Sponsor introducing: Piers Alington, Feedback Ferret
Facilitated and written by: Tina Hansen, KPMG and Megan Murray Jones, Lansons
Headline finding 1:
Put the Voice of the Customer in ‘empty chair’ to tackle the HiPPO (Highest Paid Persons Opinion)
Increasingly businesses have customer representation at key meetings, e.g. in the form of a Chief Customer Officer or customer champion, acting as the voice of the customer, sharing insights from customer feedback or frontline employees. By bringing these insights into BAU business planning and decision making, the influence of the HiPPO, (who is often furthest from the customer) is managed and key decision makers are better equipped to bring the wanted experience/ service / product to customers. Larger organisation should follow their smaller peers who, perhaps not surprisingly, find it easier to tap into front line insights through regular catch-ups.
Headline finding 2:
‘Ask less to get more’
In an ‘opt in’ world, elaborate structured surveys alienates many customers, resulting in low response rates with a distorted view of customer satisfaction (‘very satisfied or dissatisfied customers are most likely to respond). Surveys should ask less and allow the voice of the customers to come through e.g. through a simple scoring system supported by ‘why did you give me that score?’ Questions such as ‘what did we do well and how can we improve’ should be avoided: It is for businesses to work out how to meet the needs of their customers.
Be guided by what they do or say, not who they are: ‘19 year olds are watching dance moms, 73 year olds watching breaking bad’ (Tod Yelling, Netflix)
Businesses must gather customer insights and feedback from multiple touch points to build a comprehensive understanding of the wants and needs of customers and avoid type casting. A combination of open verbatim feedback from customers and customer facing employees, web chat and social media can:
- highlight topics of concern/interest to the customer
- enable businesses to anticipate and/or influence customers’ decisions
- inform business prioritisation
2. Consolidating customer feedback takes analysis and human emotion
Text analysis can find key trends in open questions and provide sentiment analysis, thus helping to find the needle in the information haystack. However, the insights will never be completely accurate. Big data can = big distraction unless the insights are validated. A business needs to use it’s ‘brain’ by engaging with employees to understand customer needs/ wants and grievance from the grassroots.
- Some feedback requires remedial action, other does not – know the difference!
Insight can be turned into profit but businesses need to differentiate between the
- ‘Hot lava’ feedback that needs acting on to prevent loss or capitalise on opportunities.
- A grumble or small complaint requiring thanks or empathy. A programme of simple empathetic emails allowed Eurocamp to turn this type of feedback into a £1 million uplift in rebooking.
- Thanks and recommendations that can provide insight and strategic direction.
Customer facing employees and systems need to recognise the difference.

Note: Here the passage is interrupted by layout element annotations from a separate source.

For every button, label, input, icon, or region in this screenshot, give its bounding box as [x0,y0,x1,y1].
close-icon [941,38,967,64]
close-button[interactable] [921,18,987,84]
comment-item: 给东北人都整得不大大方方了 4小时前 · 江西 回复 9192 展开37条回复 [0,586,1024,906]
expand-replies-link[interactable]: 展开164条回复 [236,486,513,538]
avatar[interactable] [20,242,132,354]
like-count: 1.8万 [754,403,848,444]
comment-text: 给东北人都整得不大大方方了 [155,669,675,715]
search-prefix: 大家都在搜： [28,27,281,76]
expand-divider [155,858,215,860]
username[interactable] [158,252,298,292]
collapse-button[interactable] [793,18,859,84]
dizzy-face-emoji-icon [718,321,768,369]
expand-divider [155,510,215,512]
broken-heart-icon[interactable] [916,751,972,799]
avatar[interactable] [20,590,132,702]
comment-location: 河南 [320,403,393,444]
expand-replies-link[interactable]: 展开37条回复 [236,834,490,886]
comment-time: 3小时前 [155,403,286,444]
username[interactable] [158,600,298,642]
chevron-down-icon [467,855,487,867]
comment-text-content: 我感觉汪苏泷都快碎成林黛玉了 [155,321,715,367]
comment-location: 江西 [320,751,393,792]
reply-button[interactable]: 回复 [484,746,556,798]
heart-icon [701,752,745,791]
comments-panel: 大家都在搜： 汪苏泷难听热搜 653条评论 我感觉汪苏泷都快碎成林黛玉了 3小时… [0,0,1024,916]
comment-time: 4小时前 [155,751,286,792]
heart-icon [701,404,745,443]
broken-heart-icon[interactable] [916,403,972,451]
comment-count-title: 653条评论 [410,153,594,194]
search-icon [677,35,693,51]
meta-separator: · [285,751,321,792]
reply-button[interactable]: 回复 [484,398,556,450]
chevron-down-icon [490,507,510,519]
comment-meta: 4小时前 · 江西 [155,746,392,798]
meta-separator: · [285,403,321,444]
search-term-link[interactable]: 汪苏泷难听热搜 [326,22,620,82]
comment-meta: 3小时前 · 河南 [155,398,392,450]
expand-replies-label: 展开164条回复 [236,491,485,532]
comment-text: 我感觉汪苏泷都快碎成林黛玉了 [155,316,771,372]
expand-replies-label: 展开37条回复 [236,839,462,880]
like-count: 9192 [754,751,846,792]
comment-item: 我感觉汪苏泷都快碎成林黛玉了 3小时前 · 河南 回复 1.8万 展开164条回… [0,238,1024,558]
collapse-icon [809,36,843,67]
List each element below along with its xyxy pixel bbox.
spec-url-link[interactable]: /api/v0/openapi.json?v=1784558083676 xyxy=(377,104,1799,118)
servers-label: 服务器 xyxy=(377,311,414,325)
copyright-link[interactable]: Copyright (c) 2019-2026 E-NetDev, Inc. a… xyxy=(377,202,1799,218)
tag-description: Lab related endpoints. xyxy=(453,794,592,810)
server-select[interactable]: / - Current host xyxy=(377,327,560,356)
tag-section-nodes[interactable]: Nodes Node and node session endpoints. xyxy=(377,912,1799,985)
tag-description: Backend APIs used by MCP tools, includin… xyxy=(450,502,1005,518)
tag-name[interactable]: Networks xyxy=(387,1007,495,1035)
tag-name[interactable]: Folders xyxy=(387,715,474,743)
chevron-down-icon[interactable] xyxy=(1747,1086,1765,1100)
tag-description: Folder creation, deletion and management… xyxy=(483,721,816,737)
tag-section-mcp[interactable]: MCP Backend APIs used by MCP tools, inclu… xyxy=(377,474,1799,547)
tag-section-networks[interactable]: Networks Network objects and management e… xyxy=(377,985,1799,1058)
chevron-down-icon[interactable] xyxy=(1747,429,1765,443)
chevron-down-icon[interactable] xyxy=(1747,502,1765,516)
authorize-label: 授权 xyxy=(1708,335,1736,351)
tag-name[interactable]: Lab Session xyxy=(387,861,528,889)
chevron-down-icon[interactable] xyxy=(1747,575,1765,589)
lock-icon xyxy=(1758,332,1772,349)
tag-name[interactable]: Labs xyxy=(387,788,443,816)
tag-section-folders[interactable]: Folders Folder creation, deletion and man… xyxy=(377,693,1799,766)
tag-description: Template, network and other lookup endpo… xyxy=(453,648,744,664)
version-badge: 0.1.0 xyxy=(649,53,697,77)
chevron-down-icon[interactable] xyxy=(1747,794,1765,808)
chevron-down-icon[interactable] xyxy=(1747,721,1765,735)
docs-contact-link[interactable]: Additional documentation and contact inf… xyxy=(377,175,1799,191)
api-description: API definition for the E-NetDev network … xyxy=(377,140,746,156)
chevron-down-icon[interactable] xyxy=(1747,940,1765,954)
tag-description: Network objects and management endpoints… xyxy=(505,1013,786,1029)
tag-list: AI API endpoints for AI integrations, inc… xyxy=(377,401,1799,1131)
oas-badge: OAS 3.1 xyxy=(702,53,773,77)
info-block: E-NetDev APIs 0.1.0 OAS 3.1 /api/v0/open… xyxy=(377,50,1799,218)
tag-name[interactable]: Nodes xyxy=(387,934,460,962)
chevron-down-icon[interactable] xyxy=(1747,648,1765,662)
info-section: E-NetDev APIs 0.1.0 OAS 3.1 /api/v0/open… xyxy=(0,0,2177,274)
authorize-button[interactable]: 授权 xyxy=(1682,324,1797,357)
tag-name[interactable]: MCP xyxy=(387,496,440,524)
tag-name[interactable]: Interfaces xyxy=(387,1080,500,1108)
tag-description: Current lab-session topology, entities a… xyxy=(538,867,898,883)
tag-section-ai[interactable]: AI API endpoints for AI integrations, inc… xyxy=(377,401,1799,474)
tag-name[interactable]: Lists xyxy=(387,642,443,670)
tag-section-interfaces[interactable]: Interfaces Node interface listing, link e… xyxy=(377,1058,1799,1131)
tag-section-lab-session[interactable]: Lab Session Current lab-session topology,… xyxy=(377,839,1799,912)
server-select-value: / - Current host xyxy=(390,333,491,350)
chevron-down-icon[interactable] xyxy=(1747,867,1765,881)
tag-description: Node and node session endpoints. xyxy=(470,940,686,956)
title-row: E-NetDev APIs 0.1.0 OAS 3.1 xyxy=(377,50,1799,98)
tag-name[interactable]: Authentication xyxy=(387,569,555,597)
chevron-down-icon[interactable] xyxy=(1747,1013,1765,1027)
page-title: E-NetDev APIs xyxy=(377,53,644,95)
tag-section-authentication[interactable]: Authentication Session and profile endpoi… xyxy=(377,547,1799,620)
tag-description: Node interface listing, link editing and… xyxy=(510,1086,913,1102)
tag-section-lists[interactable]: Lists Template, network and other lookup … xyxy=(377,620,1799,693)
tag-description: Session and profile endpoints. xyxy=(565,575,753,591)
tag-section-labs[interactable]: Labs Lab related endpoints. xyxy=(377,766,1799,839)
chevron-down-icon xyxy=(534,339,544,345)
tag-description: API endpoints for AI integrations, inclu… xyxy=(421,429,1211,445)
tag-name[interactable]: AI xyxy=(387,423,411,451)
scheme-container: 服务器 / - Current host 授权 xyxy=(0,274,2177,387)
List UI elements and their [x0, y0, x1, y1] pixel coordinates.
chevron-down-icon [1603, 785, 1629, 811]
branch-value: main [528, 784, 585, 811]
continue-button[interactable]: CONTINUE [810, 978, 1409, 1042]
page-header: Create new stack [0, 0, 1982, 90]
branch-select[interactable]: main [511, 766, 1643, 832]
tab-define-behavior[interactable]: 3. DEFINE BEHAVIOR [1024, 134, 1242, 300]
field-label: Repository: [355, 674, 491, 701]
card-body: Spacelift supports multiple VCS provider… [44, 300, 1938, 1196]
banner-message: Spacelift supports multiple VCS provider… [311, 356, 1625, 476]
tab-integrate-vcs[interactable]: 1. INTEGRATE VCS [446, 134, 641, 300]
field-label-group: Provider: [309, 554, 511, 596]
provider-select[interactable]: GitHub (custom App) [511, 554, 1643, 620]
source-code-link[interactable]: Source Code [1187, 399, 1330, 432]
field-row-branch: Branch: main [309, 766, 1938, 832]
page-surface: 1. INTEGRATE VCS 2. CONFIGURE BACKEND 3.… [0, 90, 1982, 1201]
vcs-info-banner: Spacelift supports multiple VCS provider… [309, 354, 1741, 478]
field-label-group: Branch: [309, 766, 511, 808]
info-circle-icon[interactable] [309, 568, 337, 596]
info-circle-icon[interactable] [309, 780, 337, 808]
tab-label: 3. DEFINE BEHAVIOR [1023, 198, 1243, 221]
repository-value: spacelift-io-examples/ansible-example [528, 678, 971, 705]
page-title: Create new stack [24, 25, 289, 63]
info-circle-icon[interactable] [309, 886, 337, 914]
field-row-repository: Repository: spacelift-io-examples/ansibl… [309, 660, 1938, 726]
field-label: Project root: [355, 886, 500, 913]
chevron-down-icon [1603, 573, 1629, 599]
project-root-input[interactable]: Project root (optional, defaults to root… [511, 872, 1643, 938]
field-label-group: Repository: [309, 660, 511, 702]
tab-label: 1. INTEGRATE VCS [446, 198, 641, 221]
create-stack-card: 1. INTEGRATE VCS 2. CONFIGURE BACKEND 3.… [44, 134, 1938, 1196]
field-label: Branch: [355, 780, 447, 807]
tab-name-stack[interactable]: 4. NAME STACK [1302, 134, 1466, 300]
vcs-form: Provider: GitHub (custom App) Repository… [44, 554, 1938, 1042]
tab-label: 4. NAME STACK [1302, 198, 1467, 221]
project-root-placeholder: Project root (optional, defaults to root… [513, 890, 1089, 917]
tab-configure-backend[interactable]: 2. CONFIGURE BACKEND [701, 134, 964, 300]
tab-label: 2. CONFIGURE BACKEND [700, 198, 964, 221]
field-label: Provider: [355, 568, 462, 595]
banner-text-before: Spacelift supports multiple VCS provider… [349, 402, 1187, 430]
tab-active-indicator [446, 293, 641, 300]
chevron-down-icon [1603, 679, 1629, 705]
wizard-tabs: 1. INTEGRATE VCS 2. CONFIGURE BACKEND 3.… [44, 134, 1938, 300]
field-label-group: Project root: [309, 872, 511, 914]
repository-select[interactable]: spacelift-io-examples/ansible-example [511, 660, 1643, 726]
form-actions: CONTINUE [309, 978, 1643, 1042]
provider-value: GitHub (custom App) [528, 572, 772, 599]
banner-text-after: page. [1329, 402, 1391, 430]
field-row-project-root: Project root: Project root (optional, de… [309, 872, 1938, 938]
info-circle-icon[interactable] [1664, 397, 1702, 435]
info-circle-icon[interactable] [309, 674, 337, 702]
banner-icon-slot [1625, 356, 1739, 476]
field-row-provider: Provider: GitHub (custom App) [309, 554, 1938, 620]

4. Expectation management is key
Feedback ultimately reflects if the product or service delivered has met customers’ expectations: If British Airways and Ryanair deliver the same product at a similar price, the British Airways customers will be disappointed and Ryanair’s delighted. A business needs to be clear on what its customers should expect to prevent inflated expectations. Acknowledgement and empathy when services or products fall short of expectation can go a long way to engender loyalty and support customer retention.
Challenges and concerns:
The issue of opportunity: How can you champion the consumer AND stakeholder needs? Is it realistic to have their views and wants aligned and how do you manage any misalignment?
A full chair is easier to find in a smaller organisation: How can larger businesses to take inspiration from smaller businesses for testing new approaches to customer feedback?
Most people only give feedback when they are really happy or unhappy with a service: We are missing out on 80% of the customers that are content or neutral about the product or service provided. How can businesses make sure that they are not just hearing the loudest voices and ignoring their loyal customer base?
Simple feedback can restrict companies with large offerings: If you have multiple business offerings how do you access feedback specific to each business unit?
Employees are important to communicate the voice of the consumer: How can they be inspired to be loyal advocates of the business?